The John S. and James L. Knight Foundation has awarded a $225,000 grant to the Cronkite School to help foster innovation in television newsrooms across the country. The grant will support Cronkite’s Knight TV News Innovation Initiative by matching creators of cutting-edge tools with newsrooms willing to test them.

The ABA’s new address, effective immediately is 555 N. Central Ave., Suite 302, Phoenix, AZ 85004. The organization’s phone number and email address remain the same.

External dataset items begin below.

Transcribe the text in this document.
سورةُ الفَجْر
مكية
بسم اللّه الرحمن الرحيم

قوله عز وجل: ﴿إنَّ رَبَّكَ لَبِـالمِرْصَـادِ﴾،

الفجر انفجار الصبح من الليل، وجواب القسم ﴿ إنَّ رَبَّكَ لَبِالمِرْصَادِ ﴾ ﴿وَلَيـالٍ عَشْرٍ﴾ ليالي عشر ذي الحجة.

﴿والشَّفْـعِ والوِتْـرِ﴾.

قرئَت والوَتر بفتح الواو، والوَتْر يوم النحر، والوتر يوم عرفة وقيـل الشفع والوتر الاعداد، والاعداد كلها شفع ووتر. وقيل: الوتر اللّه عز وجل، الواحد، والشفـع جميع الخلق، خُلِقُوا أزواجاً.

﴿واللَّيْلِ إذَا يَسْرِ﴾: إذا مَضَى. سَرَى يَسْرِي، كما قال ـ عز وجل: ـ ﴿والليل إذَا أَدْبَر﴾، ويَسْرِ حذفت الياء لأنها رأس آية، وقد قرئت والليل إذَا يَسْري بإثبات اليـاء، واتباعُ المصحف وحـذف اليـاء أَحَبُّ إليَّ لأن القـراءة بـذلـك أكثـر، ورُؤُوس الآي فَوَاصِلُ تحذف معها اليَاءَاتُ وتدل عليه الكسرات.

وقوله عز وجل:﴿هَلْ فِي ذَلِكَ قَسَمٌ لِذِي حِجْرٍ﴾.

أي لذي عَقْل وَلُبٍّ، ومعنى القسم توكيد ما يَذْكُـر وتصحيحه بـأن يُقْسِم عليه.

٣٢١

About the Walter Cronkite School of Journalism and Mass Communication

The Cronkite School at Arizona State University is widely recognized as one of the nation’s premier professional journalism programs. The school’s 2,500 students regularly lead the country in national journalism competitions. They are guided by faculty comprised of award-winning professional journalists and world-class media scholars. Cronkite’s 15 full-immersion professional programs give students opportunities to practice what they’ve learned in real-world settings under the guidance of professionals.

About the Arizona Broadcasters Association

The Arizona Broadcasters Association is the official trade association for more than 200 over-the-air radio and TV stations in Arizona, helping stations to build their current businesses stronger, investing in projects to futureproof Arizona broadcasting, and partnering with government agencies and non-profit groups to build our overall communities stronger.